CONTROL & COMMUNICATION
The O-buoy is a sophisticated autonomous platform that needs to control several different instruments but also to carefully manage power. It does this through the use of a supervisory computer. The Supervisory Computer (SC) was based on a Technologic Systems TS-7260 single board computer (SBC) and additional peripheral components. The SBC has two 16C550 type serial communication ports, two USB 2.0 ports, a 10/100 MBps Ethernet port, an integral SPI interface, 64 MB of RAM memory, 128 MB of Flash memory, an SD card socket, a battery backed-up real time clock, a 16 bit PC-104 expansion interface, an on-board temperature sensor, a user selectable capability for RS-232 or RS485/422 compatibility on its COM 2 serial port, and an ARM9 processor to operate at a clock rate of 200 MHz. The software operating system was the Debian Linux distribution as adapted for the TS-7260 SBC. The SBC was fitted with a four-port 16C550 type serial expansion card and a second Ethernet port (connected via a PC-104 expansion interface). The SBC and its options were specified at the time of purchase for operation to -40oC. Typical power consumption on the buoy was observed to be approximately 1.5W while running a demanding computation benchmark load with all ports operating at high rates.
Upon start-up the computer performed an initial boot from its Flash memory in the YAFFS internal format followed by a “pivot boot” to the full operating system in EXT file format. The full Linux operating system was contained on a 512 MB solid state disk drive. A 16 MB solid-state USB memory was installed to provide an on-board archive of all data that was obtained from every instrument and sensor. In the event of a possible (but unlikely) failure in the satellite communications system, the data complete records from the buoy will be available when the buoy is recovered.
The SC was operated at all times in a watch-dog mode; therefore it represents the baseline power demand of the O-Buoy system. This device was the only subsystem on the buoy that was constantly operating.

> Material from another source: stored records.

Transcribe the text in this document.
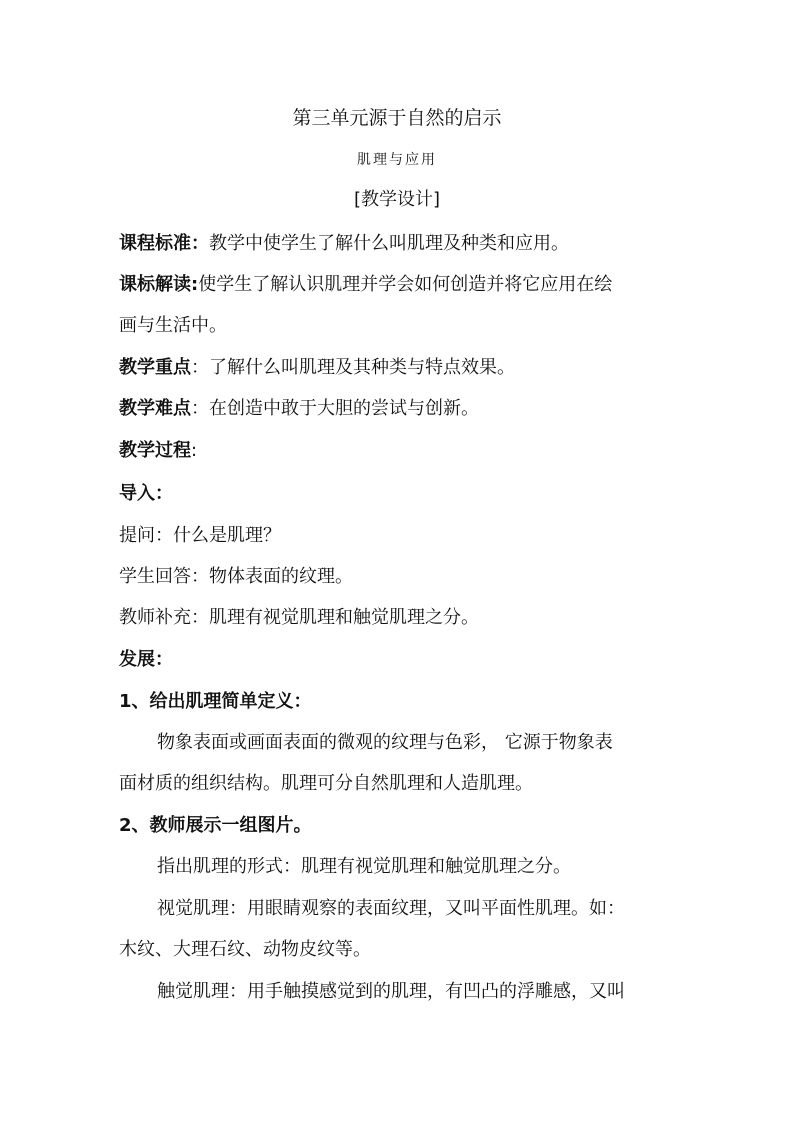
第三单元源于自然的启示
肌理与应用
[教学设计]
课程标准：教学中使学生了解什么叫肌理及种类和应用。
课标解读:使学生了解认识肌理并学会如何创造并将它应用在绘
画与生活中。
教学重点：了解什么叫肌理及其种类与特点效果。
教学难点：在创造中敢于大胆的尝试与创新。
教学过程:
导入：
提问：什么是肌理？
学生回答：物体表面的纹理。
教师补充：肌理有视觉肌理和触觉肌理之分。
发展：
1、给出肌理简单定义：
物象表面或画面表面的微观的纹理与色彩， 它源于物象表
面材质的组织结构。肌理可分自然肌理和人造肌理。
2、教师展示一组图片。
指出肌理的形式：肌理有视觉肌理和触觉肌理之分。
视觉肌理：用眼睛观察的表面纹理，又叫平面性肌理。如：
木纹、大理石纹、动物皮纹等。
触觉肌理：用手触摸感觉到的肌理，有凹凸的浮雕感，又叫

Power distribution was managed by the SC via the power control circuit. Identical electronic switches supplied the unregulated +14.5 volt level to all scientific devices, meteorological instruments and a pre-packaged satellite transceiver system. The power control circuit provided regulated voltage at +3.3 volts for its own analog and digital circuits. This circuit utilized a set of voltage and current sensing amplifiers which were read via a multi-input multiplexer from the SPI port on the SBC. There were sufficient parameters available that the watch dog software could report the distributed voltage level and all significant current loads in the system.
Based on a predetermined scientific observation schedule (which was heavily dependent on the solar elevation angle), individual instruments were sequenced into operation as needed. The objective was to provide a maximum number of scientific observations consistent with the power available (maximum of 16W). The heaviest power consumer on the buoy was the satellite transceiver at 5.5W (up to 7W, for higher latitudes); with a typical data off-load requiring a two hour long satellite network window. Therefore, most scientific functions were scheduled for operation and data acquisition between satellite service intervals. Revised programs and schedules could be loaded to the buoy during an open satellite window. At present, the results of these revisions would have been seen at the next satellite service of the buoy which is 24 hours later.